In Shakespearean’s words, ‘Some Cupid kills with arrows and some with traps’
Cupids or No Cupids, we are nonetheless encountered with several such traps in our daily lives – Be it professional or personal. Does the Gandhian principle of Honesty still hold water in a world governed by diplomacy and self-interest?
I try and seek answers from the Bible whenever in doubt. In these lines of thought, an interesting incident comes to my memory. Here goes the story – The city of Jerusalem stood in cudgels against a local prostitute called Mary Magdalene. The self-proclaimed Holy Pharisees outrightedly declared her a shame to the pious little town and wanted to stone her to a rightfully shameful death. As she was being cursed and mentally crucified by all the local guardians of a pious culture, Jesus came to her rescue. A very unlikely supporter of a whore, the Son of God Himself took her by his side and shielded her from the heartless angry crowd. Jesus taught us not to judge lest we be judged by the Father Himself. He challenged the city of Jerusalem to question their hearts and if any of them believed they were truly blameless by the Scriptures and their conscience, they were free to come forward and stone Mary Magdalene. Jesus’ words pricked the hearts of the people of Jerusalem and they had no choice but to quietly resign themselves to quiet submission. It didn’t mean that Jesus approved of Mary Magdalene’s ways. After the hypocritical crowd left, he told her in private to let go of her past and lead a new life in the ways of the Father. He blessed her with all his heart and willed for a good life. Why did Jesus stand for someone whose ways he didn’t approve of? In Jesus eyes, Mary was a good lady at heart. He didn’t allow himself to judge her by the eyes of the world - neither by her background, her past, her profession or her attire or the lack of it. He simply saw her good heart that was willing to change for the better.
Over 2000 years later, we have theories and several presumed facts that challenge the foundations of Christianity by the likes of Dan Brown. Its founder comes under the spotlight. What was the real relationship between Christ & Mary Magdalene? Could there be more than that which meets the eye? Is there a clever conspiracy hidden by the Catholic church?
Contextual to the Christ’s quote ‘Your ways are not my ways’, we can only think in the worldly ways. A relationship between a man and woman is always held under great suspicion. How then can poor Christ be spared from this worldly allegation? For coming in mere defense of Mary Magdalene, Christ let himself vulnerable to baseless speculations and rumours. Cut 2000 years later, we have a reigning best seller thriving on the alleged illegitimate relationship between Christ & Mary Magadalene. And a whole lot of us refuse to believe any otherwise.
Not surprising since the human imagination runs far and wild - a la Eve whose imagination was triggered by the serpent’s temptations to eat the apple and attain the greatness of God Himself.

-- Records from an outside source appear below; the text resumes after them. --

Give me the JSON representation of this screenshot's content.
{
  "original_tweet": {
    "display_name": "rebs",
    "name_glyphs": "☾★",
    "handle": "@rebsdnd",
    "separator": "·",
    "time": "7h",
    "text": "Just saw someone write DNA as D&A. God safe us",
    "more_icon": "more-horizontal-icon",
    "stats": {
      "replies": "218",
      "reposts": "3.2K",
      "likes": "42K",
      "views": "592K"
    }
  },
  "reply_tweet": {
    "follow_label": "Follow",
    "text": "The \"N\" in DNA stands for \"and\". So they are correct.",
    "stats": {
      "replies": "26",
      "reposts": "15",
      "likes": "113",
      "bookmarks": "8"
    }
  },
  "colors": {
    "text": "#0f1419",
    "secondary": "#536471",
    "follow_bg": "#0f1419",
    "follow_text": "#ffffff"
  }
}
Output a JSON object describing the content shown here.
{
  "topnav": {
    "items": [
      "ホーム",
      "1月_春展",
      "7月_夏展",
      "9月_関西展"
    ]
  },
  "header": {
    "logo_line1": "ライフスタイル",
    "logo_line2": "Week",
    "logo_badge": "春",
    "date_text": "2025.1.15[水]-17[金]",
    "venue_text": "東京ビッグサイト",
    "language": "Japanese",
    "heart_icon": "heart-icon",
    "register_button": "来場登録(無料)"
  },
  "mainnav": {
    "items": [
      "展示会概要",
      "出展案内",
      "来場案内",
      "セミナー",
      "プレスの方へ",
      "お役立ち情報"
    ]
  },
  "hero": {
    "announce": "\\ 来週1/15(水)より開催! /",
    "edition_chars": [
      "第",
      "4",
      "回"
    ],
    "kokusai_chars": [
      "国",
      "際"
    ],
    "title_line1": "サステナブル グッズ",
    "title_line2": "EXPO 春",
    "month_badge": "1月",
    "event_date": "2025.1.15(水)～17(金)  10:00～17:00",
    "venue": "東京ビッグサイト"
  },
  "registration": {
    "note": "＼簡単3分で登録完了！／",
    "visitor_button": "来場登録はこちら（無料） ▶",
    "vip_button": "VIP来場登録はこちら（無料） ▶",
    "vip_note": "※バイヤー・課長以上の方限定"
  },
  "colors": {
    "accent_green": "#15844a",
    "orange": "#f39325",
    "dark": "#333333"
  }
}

And by nature, the human mind is untrusting and full of doubts and fears – a la Joseph who was conspiring to secretly divorce and disown Mary when he learnt she was pregnant and to save himself and his family from future embarrassment till the Angel of the Lord had appeared to him and informed him of God’s will.
I won’t get into the argument of whether there’s some truth behind Dan Brown’s book since that is not the purpose of this article. On the note that some things in life are guided by pure faith and trust, I would like to carry this article to the next level in the true belief that there was no alleged conspiracy of any kind in the place. For the simple reason, I am of firm opinion if Christ had the courage and the nerve to be nailed and brutally thorned on the cross and die for other’s sins, he would have the equal nerve to acknowledge a relationship with any woman on the face of this earth or beyond.
Coming back to the fundamental question that we need to deal with in this article – Does it still pay to be really open and honest? Do we have to subjugate ourselves to fit into the idealistic realms of societal norms?
When Christ himself whose life was an open book was not spared of hard hitting allegations during his time and after, how much more mere mankind?
So where does one draw the line and balance out the act of being fortright without being vulnerable to manipulations by self-interest seeking fellowmen? Or is it too idealistic an approach to seek for in the first place?
At this crucial juncture of finding an answer to this question, I am strongly reminded of one of my father’s golden words of wisdom. Not because he happens to be my father but because I believe in the simplicity of solutions. He tells me very simply and rightfully as I would like to believe so – ‘Be politically correct in your professional dealings and Be frank and sincere in your personal relationships’
Being my father’s daughter and as an ode to his wonderful words of enormous wisdom, I will stick to his pearly words till the day I breathe my last.